Gracias a obtener un diagnóstico, hay familias que han podido tratar a sus hijos»

¿A qué edad media se diagnostica una enfermedad rara?

Siempre más tarde de lo que se debería. En muchos casos, las familias saben que su hijo está enfermo incluso antes de que lo sepa el pediatra. El saber que un hijo está enfermo y no saber qué es lo que le pasa conlleva una gran angustia para los padres. Es por esto que cuanto antes tengamos el diagnóstico, mejor. La edad media de diagnóstico ha bajado significativamente pero aun así es tarde, en unos casos por la edad avanzada que tienen y en otros porque no somos capaces de poner nombre a la enfermedad.

¿Se dedican los suficientes recursos a investigar sobre las enfermedades raras?

En España se deberían dedicar muchos más recursos a investigar en enfermedades raras, pero hablar de dar suficientes recursos es complejo. Siendo más de 8.000 las enfermedades raras, hay que asumir que es imposible investigar en todas ellas. Aun así, se están haciendo cosas, cada vez se está invirtiendo más en el diagnóstico y, poco a poco, también más en investigación.

¿Existen terapias para estos pacientes?

En la actualidad hay pocos tratamientos farmacológicos y, además, son muy caros. Pero no todos los tratamientos son farmacológicos. En una enfermedad rara el tratamiento tiene otros aspectos importantes. Valga como ejemplos el control de la epilepsia por los compañeros de neurología infantil, la disfagia y otros problemas digestivos que se controlan desde digestivo infantil, el apoyo psicológico desde salud mental, cardiología, traumatología, dermatología, oftalmología… En ocasiones, son enfermedades tan complejas que precisan el seguimiento por multitud de especialistas

¿Pueden hacer vida normal o su calidad de vida se reduce mucho? ¿Cuántos años de vida pueden perder los pacientes o depende del tipo de enfermedad?
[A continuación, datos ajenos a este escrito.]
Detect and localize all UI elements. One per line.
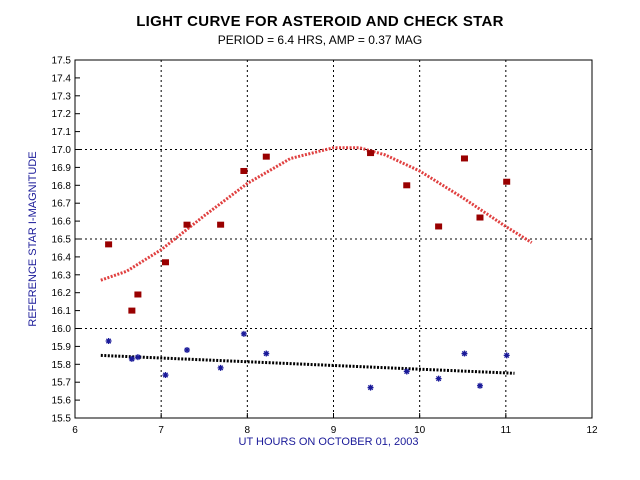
y-tick-label: 17.1: [52, 127, 72, 138]
asteroid-point: [128, 307, 136, 314]
asteroid-point: [435, 223, 443, 230]
asteroid-point: [403, 182, 411, 189]
y-tick-label: 17.0: [52, 145, 72, 156]
x-tick-label: 8: [245, 425, 251, 436]
y-tick-label: 16.1: [52, 306, 72, 317]
check-star-point: [403, 368, 410, 375]
x-tick-label: 9: [331, 425, 337, 436]
y-tick-label: 17.5: [52, 56, 72, 67]
y-tick-label: 16.8: [52, 181, 72, 192]
asteroid-point: [262, 153, 270, 160]
check-star-point: [217, 364, 224, 371]
asteroid-point: [240, 167, 248, 174]
y-tick-label: 16.0: [52, 324, 72, 335]
y-tick-label: 15.8: [52, 360, 72, 371]
y-tick-label: 16.5: [52, 235, 72, 246]
y-tick-label: 16.9: [52, 163, 72, 174]
y-tick-label: 16.7: [52, 199, 72, 210]
x-tick-label: 12: [586, 425, 598, 436]
y-tick-label: 16.3: [52, 270, 72, 281]
y-tick-label: 17.3: [52, 91, 72, 102]
asteroid-point: [503, 178, 511, 185]
check-star-point: [503, 352, 510, 359]
check-star-point: [162, 372, 169, 379]
check-star-point: [134, 354, 141, 361]
chart-subtitle: PERIOD = 6.4 HRS, AMP = 0.37 MAG: [217, 33, 423, 47]
x-tick-label: 10: [414, 425, 426, 436]
check-star-point: [105, 338, 112, 345]
asteroid-point: [460, 155, 468, 162]
asteroid-point: [134, 291, 142, 298]
asteroid-point: [367, 150, 375, 157]
check-star-point: [128, 355, 135, 362]
y-tick-label: 15.7: [52, 378, 72, 389]
asteroid-point: [105, 241, 113, 248]
asteroid-point: [476, 214, 484, 221]
y-tick-label: 15.9: [52, 342, 72, 353]
y-tick-label: 16.4: [52, 252, 72, 263]
y-tick-label: 16.2: [52, 288, 72, 299]
asteroid-point: [161, 259, 169, 266]
check-star-point: [461, 350, 468, 357]
x-axis-label: UT HOURS ON OCTOBER 01, 2003: [239, 436, 419, 448]
asteroid-fit-curve: [100, 146, 533, 282]
check-star-point: [240, 330, 247, 337]
check-star-point: [435, 375, 442, 382]
y-tick-label: 17.4: [52, 73, 72, 84]
asteroid-point: [217, 221, 225, 228]
x-tick-label: 6: [72, 425, 78, 436]
y-tick-label: 15.6: [52, 396, 72, 407]
y-tick-label: 17.2: [52, 109, 72, 120]
check-star-point: [367, 384, 374, 391]
check-star-fit-line: [100, 353, 515, 375]
check-star-point: [263, 350, 270, 357]
x-tick-label: 11: [501, 425, 512, 436]
check-star-point: [476, 382, 483, 389]
y-axis-label: REFERENCE STAR I-MAGNITUDE: [27, 151, 39, 326]
y-tick-label: 15.5: [52, 414, 72, 425]
x-tick-label: 7: [158, 425, 164, 436]
check-star-point: [184, 346, 191, 353]
asteroid-point: [183, 221, 191, 228]
chart-title: LIGHT CURVE FOR ASTEROID AND CHECK STAR: [136, 13, 504, 30]
y-tick-label: 16.6: [52, 217, 72, 228]
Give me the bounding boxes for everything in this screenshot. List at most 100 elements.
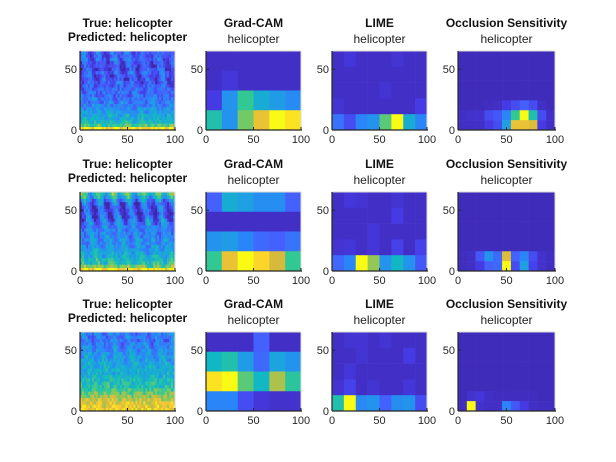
heatmap-cell [546,110,556,121]
spectrogram-cell [103,254,107,259]
spectrogram-cell [167,221,170,226]
spectrogram-cell [83,384,87,389]
spectrogram-cell [147,267,150,272]
spectrogram-cell [85,355,89,359]
spectrogram-cell [87,110,91,114]
spectrogram-cell [139,371,142,376]
spectrogram-cell [167,397,170,402]
spectrogram-cell [93,247,97,252]
spectrogram-cell [133,251,136,255]
spectrogram-cell [97,106,101,111]
spectrogram-cell [111,394,114,399]
spectrogram-cell [115,338,118,343]
spectrogram-cell [85,195,89,199]
spectrogram-cell [167,80,170,85]
spectrogram-cell [147,123,150,128]
spectrogram-cell [93,77,97,81]
spectrogram-cell [153,113,156,118]
spectrogram-cell [111,387,114,392]
spectrogram-cell [109,264,112,269]
spectrogram-cell [83,106,87,111]
heatmap-cell [502,391,512,402]
spectrogram-cell [97,332,101,336]
spectrogram-cell [173,257,176,262]
spectrogram-cell [109,64,112,68]
heatmap-cell [493,231,503,242]
heatmap-cell [466,201,476,213]
spectrogram-cell [161,332,164,336]
spectrogram-cell [131,218,134,222]
spectrogram-cell [149,74,152,78]
spectrogram-cell [161,394,164,399]
heatmap-cell [458,261,468,272]
spectrogram-cell [115,361,118,366]
spectrogram-cell [173,384,176,389]
spectrogram-cell [153,60,156,65]
heatmap-cell [221,51,238,72]
spectrogram-cell [153,64,156,68]
spectrogram-cell [131,338,134,343]
heatmap-cell [285,70,302,91]
spectrogram-cell [171,83,174,88]
spectrogram-cell [173,90,176,95]
spectrogram-cell [109,93,112,98]
spectrogram-cell [159,374,162,379]
spectrogram-cell [91,103,95,108]
spectrogram-cell [145,67,148,72]
heatmap-cell [466,401,476,412]
heatmap-cell [343,223,357,240]
spectrogram-cell [167,113,170,118]
spectrogram-cell [113,120,116,124]
spectrogram-cell [107,338,110,343]
spectrogram-cell [91,335,95,339]
spectrogram-cell [147,60,150,65]
spectrogram-cell [135,244,138,249]
spectrogram-cell [113,401,116,405]
spectrogram-cell [133,211,136,216]
spectrogram-cell [133,401,136,405]
spectrogram-cell [123,368,126,372]
spectrogram-cell [91,391,95,395]
spectrogram-cell [127,338,130,343]
heatmap-cell [332,51,345,68]
spectrogram-cell [155,241,158,245]
spectrogram-cell [115,257,118,262]
spectrogram-cell [111,87,114,91]
spectrogram-cell [159,228,162,232]
spectrogram-cell [145,57,148,62]
spectrogram-cell [80,371,83,376]
spectrogram-cell [145,103,148,108]
spectrogram-cell [141,394,144,399]
spectrogram-cell [135,407,138,412]
spectrogram-cell [123,407,126,412]
spectrogram-cell [171,97,174,101]
heatmap-cell [510,60,521,72]
spectrogram-cell [107,384,110,389]
spectrogram-cell [93,205,97,209]
spectrogram-cell [83,355,87,359]
spectrogram-cell [105,345,109,349]
spectrogram-cell [95,224,99,229]
spectrogram-cell [137,231,140,236]
spectrogram-cell [123,355,126,359]
spectrogram-cell [83,254,87,259]
spectrogram-cell [157,264,160,269]
heatmap-cell [537,51,547,62]
spectrogram-cell [101,123,105,128]
spectrogram-cell [163,97,166,101]
spectrogram-cell [121,110,124,114]
spectrogram-cell [93,110,97,114]
spectrogram-cell [95,211,99,216]
spectrogram-cell [113,67,116,72]
spectrogram-cell [139,407,142,412]
heatmap-cell [519,251,529,262]
spectrogram-cell [113,110,116,114]
spectrogram-cell [107,198,110,203]
spectrogram-cell [157,208,160,213]
spectrogram-cell [131,251,134,255]
heatmap-lime [332,192,428,272]
spectrogram-cell [161,267,164,272]
spectrogram-cell [163,335,166,339]
spectrogram-cell [105,116,109,121]
spectrogram-cell [101,74,105,78]
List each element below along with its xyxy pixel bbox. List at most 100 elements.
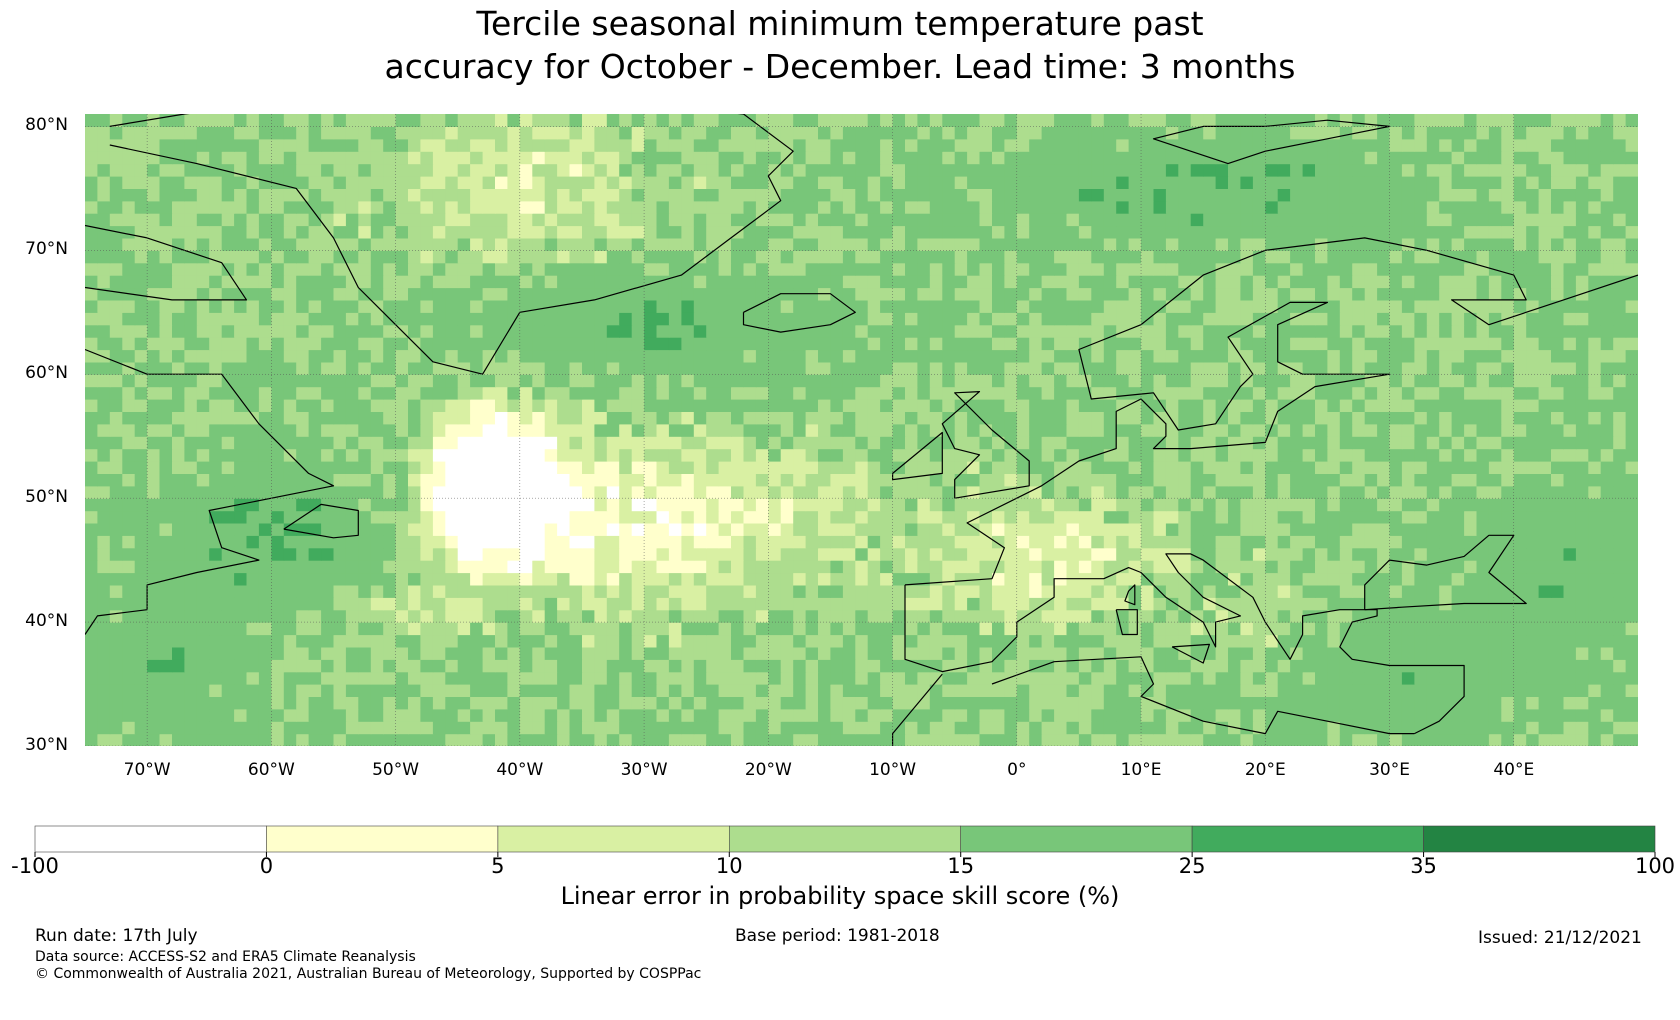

Depende mucho de la enfermedad. Hay algunas enfermedades que con el tratamiento adecuado tienen una calidad y esperanza de vida normal. Ojalá todas fueran así, pero son las menos. Otras no limitan la esperanza de vida, pero la calidad de vida está muy afectada. Algunas, por desgracia, limitan drásticamente la vida de los niños sin que lleguen al año. Estas últimas, lamentablemente, en lo que llevamos de año en Castilla y León no es un número despreciable.

¿Sabe si la Covid-19 ha tenido una mayor incidencia negativa en pacientes con estas patologías?

La COVID-19 ha afectado muy negativamente a muchos de estos pacientes por la imposibilidad de acceso a muchos recursos. Los colegios se cerraron y muchas de las necesidades de estos niños se cubren allí, en el centro base, y con el coronavirus desaparecieron en gran medida las valoraciones presenciales. Muchos de estos niños necesitan una rutina, sobre todo los que presentan alguna forma de autismo, y ésta desapareció por completo durante el confinamiento.

A nivel del diagnóstico, aunque muchos de los recursos pediátricos se derivaron a apoyo en Zonas COVID de adultos, el laboratorio continuó funcionando, lo que hizo que el incremento en la demora no fuera significativo.